Simultaneously execute reverse denoising on all blocks. Cross-block summary tokens enable context sharing across blocks, reducing complexity approx. from O(n²) to O(n√n) and significantly boosting throughput.

2.3 Mixture-of-Experts (MoE)

Each layer contains 32–64 experts; a gating network selects Top-2 experts per input.
Expert routing runs in parallel with diffusion denoising, enhancing expressiveness with minimal overhead.

2.4 Ultra-Large Context Window

Fine-tuned Rotary Positional Embeddings (RoPE) enable stable extrapolation from training length (4,096) to inference length (131,072) tokens.
Hierarchical KV-Cache: full KV storage for recent blocks, low-rank summaries for older blocks, controlling memory footprint.

3. GPU Inference Optimizations

Dynamic Iteration: Group blocks by convergence difficulty; early-exiting for easy blocks reduces average steps to ~12.
Mixed Precision: BF16 for all matrix and attention operations ensures numerical stability while saving memory.
Hybrid Parallelism & ZeRO Sharding: Layer-wise and data parallelism with parameter, activation, and KV-Cache sharding for multi-GPU scaling.

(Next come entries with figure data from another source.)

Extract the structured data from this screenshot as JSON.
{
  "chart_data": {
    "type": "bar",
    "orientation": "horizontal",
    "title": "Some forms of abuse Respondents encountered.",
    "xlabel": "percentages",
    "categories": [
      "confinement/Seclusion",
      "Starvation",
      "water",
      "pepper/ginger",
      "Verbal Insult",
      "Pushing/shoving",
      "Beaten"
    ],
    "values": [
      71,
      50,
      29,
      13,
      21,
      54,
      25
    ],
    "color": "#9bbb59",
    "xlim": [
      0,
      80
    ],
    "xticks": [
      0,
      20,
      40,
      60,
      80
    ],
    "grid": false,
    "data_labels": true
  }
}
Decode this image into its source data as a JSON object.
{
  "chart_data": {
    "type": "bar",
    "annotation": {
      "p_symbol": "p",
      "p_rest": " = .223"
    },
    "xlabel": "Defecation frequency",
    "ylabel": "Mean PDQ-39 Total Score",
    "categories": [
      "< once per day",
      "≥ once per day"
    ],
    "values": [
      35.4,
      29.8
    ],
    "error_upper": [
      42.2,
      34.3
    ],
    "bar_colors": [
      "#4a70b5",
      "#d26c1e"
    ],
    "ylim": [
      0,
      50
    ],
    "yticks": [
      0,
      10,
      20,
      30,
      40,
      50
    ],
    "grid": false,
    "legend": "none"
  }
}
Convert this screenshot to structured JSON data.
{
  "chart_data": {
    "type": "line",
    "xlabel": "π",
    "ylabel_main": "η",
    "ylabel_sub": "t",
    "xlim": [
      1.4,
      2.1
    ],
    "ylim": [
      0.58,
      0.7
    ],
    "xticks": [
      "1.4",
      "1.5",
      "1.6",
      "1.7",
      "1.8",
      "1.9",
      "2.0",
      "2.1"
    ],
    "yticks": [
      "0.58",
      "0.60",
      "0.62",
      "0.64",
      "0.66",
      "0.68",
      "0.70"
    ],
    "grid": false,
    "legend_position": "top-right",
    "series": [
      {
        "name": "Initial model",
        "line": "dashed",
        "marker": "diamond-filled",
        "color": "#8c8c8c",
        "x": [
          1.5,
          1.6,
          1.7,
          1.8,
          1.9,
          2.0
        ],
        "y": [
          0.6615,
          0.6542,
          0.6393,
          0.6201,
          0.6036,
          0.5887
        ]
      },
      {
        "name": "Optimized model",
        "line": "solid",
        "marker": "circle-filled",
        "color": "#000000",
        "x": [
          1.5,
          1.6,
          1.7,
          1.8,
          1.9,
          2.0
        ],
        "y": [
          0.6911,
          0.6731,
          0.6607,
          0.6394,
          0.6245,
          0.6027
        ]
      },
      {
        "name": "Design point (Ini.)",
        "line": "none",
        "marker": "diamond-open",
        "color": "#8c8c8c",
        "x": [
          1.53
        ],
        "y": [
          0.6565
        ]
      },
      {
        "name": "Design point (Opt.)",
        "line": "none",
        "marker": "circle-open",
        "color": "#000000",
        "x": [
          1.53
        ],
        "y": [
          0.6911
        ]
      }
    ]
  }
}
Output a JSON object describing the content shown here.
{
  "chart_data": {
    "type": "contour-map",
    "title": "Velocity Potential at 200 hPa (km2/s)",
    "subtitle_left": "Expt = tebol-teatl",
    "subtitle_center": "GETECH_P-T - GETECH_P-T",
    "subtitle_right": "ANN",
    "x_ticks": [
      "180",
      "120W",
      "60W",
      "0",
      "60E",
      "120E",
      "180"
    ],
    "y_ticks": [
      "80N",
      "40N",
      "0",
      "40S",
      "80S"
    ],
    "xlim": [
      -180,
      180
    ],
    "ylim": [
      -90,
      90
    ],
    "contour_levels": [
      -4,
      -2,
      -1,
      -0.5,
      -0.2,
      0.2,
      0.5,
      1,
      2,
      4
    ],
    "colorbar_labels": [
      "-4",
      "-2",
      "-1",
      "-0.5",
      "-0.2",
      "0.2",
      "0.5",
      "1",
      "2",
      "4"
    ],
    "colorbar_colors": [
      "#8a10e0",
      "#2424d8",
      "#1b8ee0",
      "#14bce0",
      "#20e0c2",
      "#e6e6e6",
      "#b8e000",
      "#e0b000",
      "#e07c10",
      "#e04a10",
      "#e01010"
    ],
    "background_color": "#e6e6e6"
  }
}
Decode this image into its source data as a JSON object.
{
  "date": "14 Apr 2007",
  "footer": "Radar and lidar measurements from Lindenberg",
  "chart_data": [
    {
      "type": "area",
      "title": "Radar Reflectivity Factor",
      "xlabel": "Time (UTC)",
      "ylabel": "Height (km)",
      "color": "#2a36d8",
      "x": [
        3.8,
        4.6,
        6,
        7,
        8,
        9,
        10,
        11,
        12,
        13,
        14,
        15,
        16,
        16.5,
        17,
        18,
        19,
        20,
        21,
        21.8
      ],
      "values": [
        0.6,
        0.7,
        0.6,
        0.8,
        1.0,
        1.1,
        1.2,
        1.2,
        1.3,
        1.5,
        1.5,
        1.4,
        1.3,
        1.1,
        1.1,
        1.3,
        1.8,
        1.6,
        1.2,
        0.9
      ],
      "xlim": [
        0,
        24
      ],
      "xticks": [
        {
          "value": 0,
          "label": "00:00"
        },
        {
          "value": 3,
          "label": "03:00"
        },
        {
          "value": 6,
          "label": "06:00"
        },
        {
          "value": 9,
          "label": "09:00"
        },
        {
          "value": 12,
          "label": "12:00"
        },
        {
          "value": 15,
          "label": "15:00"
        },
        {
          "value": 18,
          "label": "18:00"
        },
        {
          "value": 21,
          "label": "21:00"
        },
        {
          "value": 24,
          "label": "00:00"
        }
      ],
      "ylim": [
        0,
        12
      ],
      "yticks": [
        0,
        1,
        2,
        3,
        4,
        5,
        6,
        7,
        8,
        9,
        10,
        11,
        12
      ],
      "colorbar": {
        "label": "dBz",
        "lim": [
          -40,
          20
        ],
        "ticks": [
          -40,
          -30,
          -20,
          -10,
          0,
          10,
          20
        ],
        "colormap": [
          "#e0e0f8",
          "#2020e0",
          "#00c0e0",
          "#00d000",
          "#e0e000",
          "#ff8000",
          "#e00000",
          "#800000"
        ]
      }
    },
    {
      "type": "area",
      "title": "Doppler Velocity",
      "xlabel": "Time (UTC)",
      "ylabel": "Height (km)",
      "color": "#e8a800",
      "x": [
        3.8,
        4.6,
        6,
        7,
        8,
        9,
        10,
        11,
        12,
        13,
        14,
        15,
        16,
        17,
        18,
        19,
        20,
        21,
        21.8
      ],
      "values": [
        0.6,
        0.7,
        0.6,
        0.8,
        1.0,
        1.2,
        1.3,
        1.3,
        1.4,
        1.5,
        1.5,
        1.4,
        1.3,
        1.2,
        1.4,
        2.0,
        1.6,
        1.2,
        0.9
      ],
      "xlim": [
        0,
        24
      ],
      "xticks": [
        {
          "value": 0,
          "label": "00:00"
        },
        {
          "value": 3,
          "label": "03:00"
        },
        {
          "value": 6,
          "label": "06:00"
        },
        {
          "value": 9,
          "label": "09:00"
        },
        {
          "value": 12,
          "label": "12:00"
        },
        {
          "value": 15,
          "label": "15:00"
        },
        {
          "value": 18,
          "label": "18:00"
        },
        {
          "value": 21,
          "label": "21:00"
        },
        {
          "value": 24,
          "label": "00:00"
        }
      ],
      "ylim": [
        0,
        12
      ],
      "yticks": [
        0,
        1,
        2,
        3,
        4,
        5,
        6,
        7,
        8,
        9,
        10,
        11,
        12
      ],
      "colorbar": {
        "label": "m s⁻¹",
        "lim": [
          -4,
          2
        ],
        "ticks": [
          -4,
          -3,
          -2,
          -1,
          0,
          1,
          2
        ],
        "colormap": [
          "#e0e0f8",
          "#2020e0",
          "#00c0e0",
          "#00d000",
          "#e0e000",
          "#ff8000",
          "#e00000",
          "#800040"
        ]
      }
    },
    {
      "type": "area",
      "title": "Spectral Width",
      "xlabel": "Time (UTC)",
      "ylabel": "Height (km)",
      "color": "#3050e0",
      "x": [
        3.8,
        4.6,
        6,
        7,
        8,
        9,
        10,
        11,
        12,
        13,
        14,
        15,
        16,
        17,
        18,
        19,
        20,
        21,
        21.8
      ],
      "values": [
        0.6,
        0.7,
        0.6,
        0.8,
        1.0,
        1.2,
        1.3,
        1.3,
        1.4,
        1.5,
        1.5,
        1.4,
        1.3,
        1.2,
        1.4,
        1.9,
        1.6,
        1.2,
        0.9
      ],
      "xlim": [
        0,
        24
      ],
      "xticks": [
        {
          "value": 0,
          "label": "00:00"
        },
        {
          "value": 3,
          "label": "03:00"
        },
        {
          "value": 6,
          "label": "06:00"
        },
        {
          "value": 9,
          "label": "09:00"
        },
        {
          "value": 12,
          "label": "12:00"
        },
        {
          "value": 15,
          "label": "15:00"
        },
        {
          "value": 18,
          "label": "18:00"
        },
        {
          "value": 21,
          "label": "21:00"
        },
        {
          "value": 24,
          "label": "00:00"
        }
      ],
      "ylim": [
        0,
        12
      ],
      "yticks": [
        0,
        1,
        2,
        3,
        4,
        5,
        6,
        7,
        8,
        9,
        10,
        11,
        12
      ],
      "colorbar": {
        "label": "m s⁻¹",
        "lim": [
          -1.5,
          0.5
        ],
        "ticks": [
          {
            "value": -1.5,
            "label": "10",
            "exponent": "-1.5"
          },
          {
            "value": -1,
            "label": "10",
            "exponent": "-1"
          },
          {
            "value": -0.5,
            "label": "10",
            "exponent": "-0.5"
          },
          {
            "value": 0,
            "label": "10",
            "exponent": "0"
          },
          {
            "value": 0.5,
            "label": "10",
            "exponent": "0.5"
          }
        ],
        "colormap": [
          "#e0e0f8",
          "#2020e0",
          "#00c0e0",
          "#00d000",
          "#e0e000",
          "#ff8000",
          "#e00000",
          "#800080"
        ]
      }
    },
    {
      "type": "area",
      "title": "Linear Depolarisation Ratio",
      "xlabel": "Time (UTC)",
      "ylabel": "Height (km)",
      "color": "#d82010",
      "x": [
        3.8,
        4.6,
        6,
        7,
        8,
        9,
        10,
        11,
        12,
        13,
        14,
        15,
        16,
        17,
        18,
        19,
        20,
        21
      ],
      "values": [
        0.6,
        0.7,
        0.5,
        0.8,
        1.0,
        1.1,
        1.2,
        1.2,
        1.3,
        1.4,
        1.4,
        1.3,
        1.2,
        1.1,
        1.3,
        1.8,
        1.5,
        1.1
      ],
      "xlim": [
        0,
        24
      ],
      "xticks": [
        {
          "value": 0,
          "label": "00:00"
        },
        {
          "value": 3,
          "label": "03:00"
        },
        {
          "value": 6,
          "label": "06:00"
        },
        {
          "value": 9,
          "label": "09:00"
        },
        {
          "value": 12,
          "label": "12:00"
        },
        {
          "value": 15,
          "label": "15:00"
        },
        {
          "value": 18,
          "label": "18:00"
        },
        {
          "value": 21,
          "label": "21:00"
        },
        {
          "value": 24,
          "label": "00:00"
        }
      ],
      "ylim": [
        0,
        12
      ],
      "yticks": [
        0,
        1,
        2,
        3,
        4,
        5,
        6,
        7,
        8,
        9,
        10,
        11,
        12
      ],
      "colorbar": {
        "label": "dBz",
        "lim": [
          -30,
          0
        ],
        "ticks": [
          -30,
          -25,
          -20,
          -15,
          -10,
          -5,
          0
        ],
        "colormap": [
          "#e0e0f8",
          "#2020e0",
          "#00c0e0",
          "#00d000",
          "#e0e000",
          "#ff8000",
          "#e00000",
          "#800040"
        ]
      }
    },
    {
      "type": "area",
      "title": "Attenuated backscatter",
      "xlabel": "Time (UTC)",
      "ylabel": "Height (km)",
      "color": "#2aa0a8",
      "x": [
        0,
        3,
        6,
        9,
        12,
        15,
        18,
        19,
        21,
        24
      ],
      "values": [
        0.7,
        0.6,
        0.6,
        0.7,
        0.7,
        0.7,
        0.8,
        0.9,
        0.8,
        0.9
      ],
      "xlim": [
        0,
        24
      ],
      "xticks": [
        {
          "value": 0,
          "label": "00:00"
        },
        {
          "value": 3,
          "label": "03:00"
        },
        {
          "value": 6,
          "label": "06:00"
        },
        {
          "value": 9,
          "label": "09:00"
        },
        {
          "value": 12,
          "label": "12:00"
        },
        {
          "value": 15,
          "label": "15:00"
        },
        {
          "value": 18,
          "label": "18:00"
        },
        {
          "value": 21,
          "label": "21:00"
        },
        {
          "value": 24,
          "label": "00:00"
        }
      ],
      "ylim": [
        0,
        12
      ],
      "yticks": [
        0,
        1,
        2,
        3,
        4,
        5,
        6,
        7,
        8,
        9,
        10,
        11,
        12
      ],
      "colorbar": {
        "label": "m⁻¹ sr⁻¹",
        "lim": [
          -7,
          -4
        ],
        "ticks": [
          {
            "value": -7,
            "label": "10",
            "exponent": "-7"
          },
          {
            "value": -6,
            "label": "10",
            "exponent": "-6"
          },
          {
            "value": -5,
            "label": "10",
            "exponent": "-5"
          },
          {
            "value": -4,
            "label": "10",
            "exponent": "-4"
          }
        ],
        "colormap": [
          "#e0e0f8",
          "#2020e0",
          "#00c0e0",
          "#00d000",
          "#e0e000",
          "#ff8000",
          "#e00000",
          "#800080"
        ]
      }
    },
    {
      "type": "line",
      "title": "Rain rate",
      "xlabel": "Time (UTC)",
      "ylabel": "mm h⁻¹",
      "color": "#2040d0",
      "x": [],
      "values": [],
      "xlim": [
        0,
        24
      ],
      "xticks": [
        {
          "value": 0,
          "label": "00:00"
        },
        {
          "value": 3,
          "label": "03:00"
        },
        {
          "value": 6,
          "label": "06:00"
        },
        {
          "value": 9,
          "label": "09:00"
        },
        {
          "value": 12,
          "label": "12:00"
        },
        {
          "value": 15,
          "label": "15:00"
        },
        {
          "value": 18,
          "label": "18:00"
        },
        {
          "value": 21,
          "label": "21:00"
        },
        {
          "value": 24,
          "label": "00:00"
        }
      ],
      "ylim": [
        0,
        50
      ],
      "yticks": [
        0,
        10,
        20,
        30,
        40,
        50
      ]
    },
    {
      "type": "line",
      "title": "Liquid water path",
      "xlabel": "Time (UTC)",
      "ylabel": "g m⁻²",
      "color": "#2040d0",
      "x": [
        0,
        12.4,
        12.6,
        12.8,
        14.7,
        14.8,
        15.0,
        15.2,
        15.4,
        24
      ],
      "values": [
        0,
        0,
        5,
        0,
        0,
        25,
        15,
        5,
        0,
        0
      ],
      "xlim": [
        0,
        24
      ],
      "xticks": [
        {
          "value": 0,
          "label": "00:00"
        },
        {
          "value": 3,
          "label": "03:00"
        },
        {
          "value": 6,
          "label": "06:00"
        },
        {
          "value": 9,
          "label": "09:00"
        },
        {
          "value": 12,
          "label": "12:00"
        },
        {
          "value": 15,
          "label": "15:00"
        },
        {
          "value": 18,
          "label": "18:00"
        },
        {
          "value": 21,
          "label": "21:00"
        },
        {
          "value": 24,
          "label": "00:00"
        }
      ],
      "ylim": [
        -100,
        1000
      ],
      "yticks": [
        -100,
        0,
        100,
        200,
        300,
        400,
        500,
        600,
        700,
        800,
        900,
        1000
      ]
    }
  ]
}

4. Performance Benchmark (A100 GPU)

Metric	Value
Tokens/s	2,800
Context Window	131,072 tokens
Iteration Steps	12–25
HumanEval (0-shot)	92.0
Fill-in-the-Middle	84.2
ARC-E (0-shot)	83.9

5. Conclusion & Future Work

By combining Block Diffusion with dynamic MoE expert routing and optimized GPU inference, ChatDLM achieves an industry-leading 2,800 tokens/s throughput and 131k token context support on A100 GPUs. Future directions include adaptive iteration, graph-attention integration, and multimodal diffusion to meet higher precision and broader scenarios.